ETL stands for Extract, Transform and Load. It is a software that can read the data from the specified data source and extract a desired subset of data. After this, it transforms the data using rules and lookup tables and converts it to the desired form. Finally, it uses the load function to load the resulting data into the target database.
The best ETL tools are:
- Ab Initio
- Data Stage
- Data Junction
- Warehouse Builder
- What is Metadata?
In simple words, metadata is the summarized data that leads to the larger dataset. Metadata contains important information like the number of columns used, the order of the fields, the data types of the fields, fix width and limited width, and so on.
- What are the advantages of Data Mining?
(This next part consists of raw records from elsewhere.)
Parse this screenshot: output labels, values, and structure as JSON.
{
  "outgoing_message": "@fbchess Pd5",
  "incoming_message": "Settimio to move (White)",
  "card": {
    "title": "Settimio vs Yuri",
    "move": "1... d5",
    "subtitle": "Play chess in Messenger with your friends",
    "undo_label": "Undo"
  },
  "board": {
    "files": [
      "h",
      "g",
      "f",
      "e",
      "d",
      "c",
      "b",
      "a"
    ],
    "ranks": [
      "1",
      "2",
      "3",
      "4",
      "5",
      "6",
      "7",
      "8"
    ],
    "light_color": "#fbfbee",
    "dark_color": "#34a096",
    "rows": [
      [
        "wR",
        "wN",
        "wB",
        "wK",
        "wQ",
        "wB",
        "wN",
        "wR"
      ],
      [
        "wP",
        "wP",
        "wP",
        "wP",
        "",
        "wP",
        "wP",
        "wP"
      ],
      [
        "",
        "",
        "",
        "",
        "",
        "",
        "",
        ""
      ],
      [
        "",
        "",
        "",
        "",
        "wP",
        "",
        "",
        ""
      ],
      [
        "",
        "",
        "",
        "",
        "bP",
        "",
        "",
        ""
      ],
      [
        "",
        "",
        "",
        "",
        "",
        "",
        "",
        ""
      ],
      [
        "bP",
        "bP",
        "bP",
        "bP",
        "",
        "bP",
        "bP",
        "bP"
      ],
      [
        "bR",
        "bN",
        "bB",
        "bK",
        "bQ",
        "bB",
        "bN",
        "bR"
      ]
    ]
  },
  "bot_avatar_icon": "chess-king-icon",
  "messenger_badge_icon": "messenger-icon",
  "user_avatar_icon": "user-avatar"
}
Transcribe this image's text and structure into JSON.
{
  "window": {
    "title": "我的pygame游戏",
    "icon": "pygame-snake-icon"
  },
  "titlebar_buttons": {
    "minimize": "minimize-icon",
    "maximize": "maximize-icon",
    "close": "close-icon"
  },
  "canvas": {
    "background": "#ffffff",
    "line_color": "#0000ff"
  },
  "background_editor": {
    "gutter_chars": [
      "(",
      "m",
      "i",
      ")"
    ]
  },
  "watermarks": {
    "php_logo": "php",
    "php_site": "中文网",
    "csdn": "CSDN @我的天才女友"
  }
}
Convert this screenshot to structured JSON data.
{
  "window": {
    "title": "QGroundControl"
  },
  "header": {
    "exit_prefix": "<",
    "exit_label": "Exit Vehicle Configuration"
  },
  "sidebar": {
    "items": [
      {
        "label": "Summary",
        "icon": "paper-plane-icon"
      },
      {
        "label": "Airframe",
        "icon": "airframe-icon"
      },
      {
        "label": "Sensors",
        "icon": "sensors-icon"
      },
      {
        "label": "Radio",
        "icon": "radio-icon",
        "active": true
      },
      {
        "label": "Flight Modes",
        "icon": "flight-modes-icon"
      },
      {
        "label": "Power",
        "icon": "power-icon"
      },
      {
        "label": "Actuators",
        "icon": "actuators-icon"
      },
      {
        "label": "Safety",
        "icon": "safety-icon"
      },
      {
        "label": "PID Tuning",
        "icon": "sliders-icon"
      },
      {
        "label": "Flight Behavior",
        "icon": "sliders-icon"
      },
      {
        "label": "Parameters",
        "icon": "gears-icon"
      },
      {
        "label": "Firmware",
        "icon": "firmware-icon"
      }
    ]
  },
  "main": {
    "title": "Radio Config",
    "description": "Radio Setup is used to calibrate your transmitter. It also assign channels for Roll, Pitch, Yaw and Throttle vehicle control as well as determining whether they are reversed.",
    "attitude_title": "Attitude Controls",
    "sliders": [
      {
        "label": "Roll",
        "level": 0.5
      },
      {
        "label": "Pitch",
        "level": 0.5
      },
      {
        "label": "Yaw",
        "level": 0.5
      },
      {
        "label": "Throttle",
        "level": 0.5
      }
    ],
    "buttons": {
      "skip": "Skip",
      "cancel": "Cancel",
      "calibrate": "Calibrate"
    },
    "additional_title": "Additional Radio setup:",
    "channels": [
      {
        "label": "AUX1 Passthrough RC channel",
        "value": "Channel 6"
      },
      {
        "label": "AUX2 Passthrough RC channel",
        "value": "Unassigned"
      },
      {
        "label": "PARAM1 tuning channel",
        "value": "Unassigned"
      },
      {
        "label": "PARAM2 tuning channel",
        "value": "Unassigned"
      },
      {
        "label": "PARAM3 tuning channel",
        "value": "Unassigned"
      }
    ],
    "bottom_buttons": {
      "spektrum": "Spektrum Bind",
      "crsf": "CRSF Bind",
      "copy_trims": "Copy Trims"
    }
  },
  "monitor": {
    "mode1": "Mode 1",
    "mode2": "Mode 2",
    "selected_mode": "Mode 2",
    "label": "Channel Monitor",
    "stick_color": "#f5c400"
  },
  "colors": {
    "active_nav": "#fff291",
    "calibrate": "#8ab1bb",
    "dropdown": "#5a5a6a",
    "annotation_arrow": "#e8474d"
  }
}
Data Mining has four core advantages:
- It helps make sense of raw data and explore, identify, and understand the patterns hidden within the data.
- It helps automates the process of finding predictive information in large databases, thereby helping to promptly identify the previously hidden patterns.
- It helps to screen and validate the data and understand where it is coming from.
- It promotes faster and better decision making, thereby helping businesses to take necessary actions to increase revenue and lower operational costs.
These are the reasons why Data Mining has become an integral part of numerous industries, including marketing, advertising, IT/ITES, business intelligence, and even government intelligence.
We hope these Data Mining interview questions and their answers help you to break the ice with Data Mining. Although these are just a few basic level questions you must know, they will help you to get in the flow and dig deeper into the subject matter.